You might start noticing patterns such as the same people regularly commenting on your partner’s posts, or they might be liking someone’s photos all the time. But this isn’t necessarily something to worry about. As Preece puts it: “If you don’t know what their motives are then it could make you suspicious or jealous. But chances are it’s probably nothing to worry about. It’s best not to make a big issue out of it unless it becomes a bigger problem.”

So when should you be worried? Dating experts agree that any action on social media that has to be hidden or done discretely is a major red flag.

Relate counsellor Peter Saddington explains: “Red flags would be if someone doesn’t want to show you what they’re doing, if they’re doing it more than they used to or if they’re doing it rather than spending time with you.”

If, all of a sudden, they become reluctant to leave their phone unattended, you might want to have a word, too. Madeleine Mason, dating and relationship psychologist, says keeping their phone away from you or face down, not letting you hold or use their phone and incessantly checking their phone are all signs to be wary of. 

If, on the other hand, they leave their phone exposed and near you when they leave the room, you probably have nothing to worry about.

When a partner becomes increasingly attached to their device, it can feed a strong desire on your part to check their phone. But this act, in itself, has experts divided.

Mason believes it’s fine to check your other half’s phone and there’s no harm done. “It shouldn’t matter whether your partner checks one’s phone or not,” she explains. “If there is foul-play, and checking will bring things to light, then get it over with. If not, well then hopefully you feel more confident about your partner.”

But Saddington disagrees and believes it’s an unhealthy sign. “If you’re in a recognised relationship, then you shouldn’t ever be doing something that means you don’t trust your partner or you need to look at their phone behind their back,” he says.

“If you’re in a healthy relationship you should be able to talk about anything and you should be able to say, ‘I’m worried about something. Can we talk? And can I look at this?’ That’s healthy.”
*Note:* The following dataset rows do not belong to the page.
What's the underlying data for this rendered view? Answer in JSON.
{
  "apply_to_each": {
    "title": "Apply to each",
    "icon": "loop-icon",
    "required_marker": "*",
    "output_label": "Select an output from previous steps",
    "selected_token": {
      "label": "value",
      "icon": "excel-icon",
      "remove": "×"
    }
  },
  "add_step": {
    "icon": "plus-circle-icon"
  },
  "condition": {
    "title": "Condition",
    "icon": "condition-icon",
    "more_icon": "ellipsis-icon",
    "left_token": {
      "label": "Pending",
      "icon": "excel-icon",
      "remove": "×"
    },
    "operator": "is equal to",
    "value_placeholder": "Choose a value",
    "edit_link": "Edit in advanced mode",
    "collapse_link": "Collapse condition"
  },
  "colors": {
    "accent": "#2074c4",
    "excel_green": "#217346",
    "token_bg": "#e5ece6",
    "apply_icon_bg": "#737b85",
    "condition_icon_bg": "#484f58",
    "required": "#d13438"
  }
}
Ultimately, experts agree it’s worth setting boundaries in your relationship early on - whether that’s in regards to finances, wanting kids or what constitutes acceptable social media behaviour.

Mason concludes: “It’s ok to feel insecure sometimes, and ideally you would want to be able to have a conversation with your partner about your feelings, their behaviours and be able to seek reassurance or clarity without it turning into an argument.

“People have different tolerance levels for when cheating starts. It is important, at some point, to have a conversation about what that is.”